Há cinco bandeiras flamengas hasteadas, com toda a dignidade, diante da Câmara Municipal de Lennik. Na varanda, uma bandeirola que diz, "Separem BHV " [Bruxelas-Hal-Vilvoorde]. O presidente do município flamengo de Lennik, Willy De Waele, explica a situação de boa vontade:. "É muito simples: a existência da BHV é completamente contrária à divisão da Bélgica". De facto, o país está dividido em três regiões: Flandres, Valónia e Bruxelas-Capital. O círculo eleitoral BHV é o único que se encontra mesmo em cima da fronteira regional. Engloba Bruxelas-Capital [19 autarquias], que é bilingue, mas também 35 autarquias flamengas, entre elas Lennik.

Consequentemente, [nas eleições europeias e federais] os partidos políticos francófonos conseguem conquistar votos dos eleitores domiciliados na Flandres [em contrapartida, os eleitores flamengos domiciliados na Valónia não podem votar nas listas flamengas em Bruxelas, situação que consideram injusta]. Mas não é só isto que incomoda os flamengos: "Há dois princípios legais em oposição: o direito do solo e o direito da pessoa. Os francófonos que residem aqui na Flandres exigem os seus direitos. Estabelecem-se aqui, mas não aceitam a nossa língua e a nossa cultura", explica De Waele.

Para construir uma casa na Flandres é obrigatório falar flamengo

Lennik, um município rural, fica apenas a dez quilómetros de Bruxelas. Há cada vez mais belgas francófonos de Bruxelas a instalarem-se ali. "Lennik é uma cidade flamenga e ecológica e é assim que queremos continuar", afirma o presidente da Câmara. Consequentemente, o município exige aos particulares que adquirem terreno para aí construírem casa que saibam falar neerlandês, ou andem a aprendê-lo. "Isso deveria ficar registado no acto notarial", explica De Waele. Apesar de tudo, o afrancesamento que angustia os flamengos não pára.

De Waele fala fluentemente francês: "Pessoalmente, adoro esta língua e adoro discutir em francês, especialmente com o Damien, um amigo meu". Damien Thiéry, presidente francófono da Câmara de Linkebeek, confirma. "Dou-me muito bem com o Willy", declara.

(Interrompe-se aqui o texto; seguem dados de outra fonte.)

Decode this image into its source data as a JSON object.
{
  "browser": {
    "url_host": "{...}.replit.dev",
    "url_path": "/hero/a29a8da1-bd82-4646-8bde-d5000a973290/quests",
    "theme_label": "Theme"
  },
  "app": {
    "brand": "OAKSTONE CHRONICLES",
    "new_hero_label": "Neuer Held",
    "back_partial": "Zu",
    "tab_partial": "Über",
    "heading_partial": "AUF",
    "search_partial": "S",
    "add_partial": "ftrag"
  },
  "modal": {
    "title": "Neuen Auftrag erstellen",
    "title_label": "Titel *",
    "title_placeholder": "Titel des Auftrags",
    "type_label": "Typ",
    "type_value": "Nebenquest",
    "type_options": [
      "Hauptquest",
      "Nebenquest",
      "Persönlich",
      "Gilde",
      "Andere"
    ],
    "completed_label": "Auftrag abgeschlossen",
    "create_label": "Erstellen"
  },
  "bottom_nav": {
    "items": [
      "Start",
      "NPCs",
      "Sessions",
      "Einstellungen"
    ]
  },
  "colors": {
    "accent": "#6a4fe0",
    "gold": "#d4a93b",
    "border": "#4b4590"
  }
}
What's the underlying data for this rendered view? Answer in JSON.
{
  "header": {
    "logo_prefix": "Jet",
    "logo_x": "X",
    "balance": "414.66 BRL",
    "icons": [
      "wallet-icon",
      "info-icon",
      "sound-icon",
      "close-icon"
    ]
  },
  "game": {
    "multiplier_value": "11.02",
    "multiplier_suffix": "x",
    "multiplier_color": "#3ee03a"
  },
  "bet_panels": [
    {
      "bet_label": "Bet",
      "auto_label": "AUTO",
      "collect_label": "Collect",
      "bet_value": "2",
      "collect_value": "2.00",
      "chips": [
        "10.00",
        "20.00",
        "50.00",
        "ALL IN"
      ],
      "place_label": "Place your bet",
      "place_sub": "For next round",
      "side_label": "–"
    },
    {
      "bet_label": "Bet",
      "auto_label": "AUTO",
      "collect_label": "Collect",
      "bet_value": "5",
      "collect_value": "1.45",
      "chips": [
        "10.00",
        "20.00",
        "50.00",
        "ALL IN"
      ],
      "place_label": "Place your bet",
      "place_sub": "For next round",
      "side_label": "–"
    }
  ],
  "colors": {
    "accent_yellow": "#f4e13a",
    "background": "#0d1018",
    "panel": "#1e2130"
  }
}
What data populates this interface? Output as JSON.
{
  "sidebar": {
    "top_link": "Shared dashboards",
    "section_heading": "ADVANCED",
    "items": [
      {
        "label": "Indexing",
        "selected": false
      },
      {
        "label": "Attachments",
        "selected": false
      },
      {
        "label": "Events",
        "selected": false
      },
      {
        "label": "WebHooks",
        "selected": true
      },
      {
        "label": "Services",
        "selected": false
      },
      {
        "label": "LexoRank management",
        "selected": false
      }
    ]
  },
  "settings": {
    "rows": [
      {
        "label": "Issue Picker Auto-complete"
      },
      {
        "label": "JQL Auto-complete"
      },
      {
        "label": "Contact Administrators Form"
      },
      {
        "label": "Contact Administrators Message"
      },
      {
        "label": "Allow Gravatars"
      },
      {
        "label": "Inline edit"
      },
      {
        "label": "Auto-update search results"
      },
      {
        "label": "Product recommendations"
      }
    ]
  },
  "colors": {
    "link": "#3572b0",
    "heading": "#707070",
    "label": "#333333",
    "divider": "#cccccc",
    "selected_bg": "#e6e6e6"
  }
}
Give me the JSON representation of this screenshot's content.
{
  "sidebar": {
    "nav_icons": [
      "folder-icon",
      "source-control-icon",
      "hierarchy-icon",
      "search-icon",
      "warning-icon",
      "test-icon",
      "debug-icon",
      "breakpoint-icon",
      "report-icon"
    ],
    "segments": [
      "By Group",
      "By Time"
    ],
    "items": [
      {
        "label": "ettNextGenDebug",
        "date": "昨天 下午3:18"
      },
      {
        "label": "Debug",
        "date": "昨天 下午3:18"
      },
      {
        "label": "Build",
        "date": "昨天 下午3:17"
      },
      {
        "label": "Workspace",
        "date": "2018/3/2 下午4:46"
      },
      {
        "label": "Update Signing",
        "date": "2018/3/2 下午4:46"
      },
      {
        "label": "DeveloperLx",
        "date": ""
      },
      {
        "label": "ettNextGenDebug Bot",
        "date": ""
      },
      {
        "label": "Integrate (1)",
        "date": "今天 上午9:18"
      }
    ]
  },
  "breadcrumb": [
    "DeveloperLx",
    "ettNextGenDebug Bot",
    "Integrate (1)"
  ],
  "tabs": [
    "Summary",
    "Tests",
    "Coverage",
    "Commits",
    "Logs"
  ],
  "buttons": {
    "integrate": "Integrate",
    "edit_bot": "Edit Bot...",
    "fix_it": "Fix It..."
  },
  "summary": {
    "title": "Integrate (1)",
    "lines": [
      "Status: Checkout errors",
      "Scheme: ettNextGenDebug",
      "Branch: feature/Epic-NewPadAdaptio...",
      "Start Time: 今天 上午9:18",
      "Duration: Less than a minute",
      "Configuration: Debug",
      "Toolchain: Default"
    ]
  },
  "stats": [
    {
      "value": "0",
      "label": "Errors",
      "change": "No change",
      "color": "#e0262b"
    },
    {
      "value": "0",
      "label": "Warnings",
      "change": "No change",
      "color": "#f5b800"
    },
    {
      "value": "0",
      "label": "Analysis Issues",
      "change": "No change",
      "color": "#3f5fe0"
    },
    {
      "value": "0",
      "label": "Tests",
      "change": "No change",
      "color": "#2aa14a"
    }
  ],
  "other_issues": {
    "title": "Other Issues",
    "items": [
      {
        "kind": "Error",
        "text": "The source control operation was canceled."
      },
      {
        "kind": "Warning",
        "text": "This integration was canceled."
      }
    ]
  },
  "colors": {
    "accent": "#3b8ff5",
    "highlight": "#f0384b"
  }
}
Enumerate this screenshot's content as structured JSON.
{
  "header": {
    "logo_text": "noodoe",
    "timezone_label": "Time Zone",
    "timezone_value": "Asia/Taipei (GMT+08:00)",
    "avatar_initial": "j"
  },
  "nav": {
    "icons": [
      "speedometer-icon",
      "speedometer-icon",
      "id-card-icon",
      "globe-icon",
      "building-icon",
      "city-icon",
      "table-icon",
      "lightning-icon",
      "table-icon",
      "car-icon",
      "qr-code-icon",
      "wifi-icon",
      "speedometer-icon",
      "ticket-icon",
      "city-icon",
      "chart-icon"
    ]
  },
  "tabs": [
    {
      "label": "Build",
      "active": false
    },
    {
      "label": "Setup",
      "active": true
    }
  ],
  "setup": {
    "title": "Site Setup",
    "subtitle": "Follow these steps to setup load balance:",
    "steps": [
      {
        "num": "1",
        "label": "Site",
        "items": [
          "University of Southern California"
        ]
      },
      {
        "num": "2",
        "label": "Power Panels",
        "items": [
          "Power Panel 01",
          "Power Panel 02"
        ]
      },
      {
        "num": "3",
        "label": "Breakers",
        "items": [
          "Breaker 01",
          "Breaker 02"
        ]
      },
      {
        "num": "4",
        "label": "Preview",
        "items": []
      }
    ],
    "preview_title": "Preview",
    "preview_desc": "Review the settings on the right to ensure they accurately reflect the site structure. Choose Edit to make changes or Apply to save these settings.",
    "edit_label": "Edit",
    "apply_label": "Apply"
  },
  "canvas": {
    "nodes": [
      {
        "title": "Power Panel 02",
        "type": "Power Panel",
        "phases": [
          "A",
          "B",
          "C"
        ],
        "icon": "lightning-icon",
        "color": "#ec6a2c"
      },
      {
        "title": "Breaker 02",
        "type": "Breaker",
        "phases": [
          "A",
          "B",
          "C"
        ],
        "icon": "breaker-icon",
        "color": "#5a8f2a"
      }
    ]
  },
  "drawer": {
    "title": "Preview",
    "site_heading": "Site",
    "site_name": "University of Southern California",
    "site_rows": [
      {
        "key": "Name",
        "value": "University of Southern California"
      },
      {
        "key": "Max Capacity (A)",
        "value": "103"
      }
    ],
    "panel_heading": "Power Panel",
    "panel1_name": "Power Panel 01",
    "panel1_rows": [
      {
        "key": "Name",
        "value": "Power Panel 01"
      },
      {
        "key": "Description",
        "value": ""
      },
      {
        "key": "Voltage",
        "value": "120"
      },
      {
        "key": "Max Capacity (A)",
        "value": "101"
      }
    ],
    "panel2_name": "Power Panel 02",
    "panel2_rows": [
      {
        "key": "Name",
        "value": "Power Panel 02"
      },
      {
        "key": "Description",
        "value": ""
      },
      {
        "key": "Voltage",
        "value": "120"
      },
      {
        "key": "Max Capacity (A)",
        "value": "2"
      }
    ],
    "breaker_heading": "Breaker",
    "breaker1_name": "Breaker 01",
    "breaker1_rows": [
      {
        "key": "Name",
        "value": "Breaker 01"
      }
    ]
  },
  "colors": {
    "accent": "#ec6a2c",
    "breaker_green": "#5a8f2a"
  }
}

À semelhança de Lennik, Linkebeek é uma cidade flamenga, no território do BHV, mas na zona limítrofe de Bruxelas. Os francófonos são maioria entre os seus habitantes e usufruem de algumas "facilidades" linguísticas e burocráticas: têm direito a falar francês nos serviços administrativos locais e a solicitar documentos na língua que escolherem. Mas Thiéry nunca foi oficialmente nomeado presidente da Câmara, porque o Governo flamengo considera que não aplicou, à letra, as regras linguísticas. Os francófonos desejam a sua nomeação, em troca da divisão de BHV.

Vereadores francófonos já não podem falar francês

"Em meu entender, a democracia implica o respeito pela lei", diz Thiéry, num neerlandês razoável. "Mas a região flamenga restringe sistematicamente as facilidades [aos francófonos]*. Para dar um exemplo, não temos direito a falar francês nas reuniões municipais. Gosto imenso da cultura flamenga e da sua população. Mas é lamentável que determinadas figuras políticas flamengas extremistas aspirem à independência." Thiéry não compreende a angústia flamenga por causa do "afrancesamento": "Têm medo porquê? Está tudo regulado na lei." Admite que haja uma sensibilidade perante a cultura francesa, que há muitos anos predomina na Bélgica, "mas os flamengos fazem disso um drama*".

Os dois autarcas parecem estar de acordo sobre um único aspecto: revela-se impossível encontrar uma solução. "Acho que, daqui a dez anos, a Bélgica já não existe. E isso é uma pena", conclui Thiéry. Quanto a De Waele, não irá verter uma lágrima: "Há muitos anos que esta república das bananas – desculpem a expressão – deixou de funcionar. É impossível conciliar a água e o fogo, temos de admitir isso". Nota igualmente uma radicalização da população: "Há dez anos, as pessoas mostravam-se muito indiferentes. Hoje, contudo, ouço-as dizerem-me coisas do género, ‘Força, Willy. Coragem. Não se deixe enganar".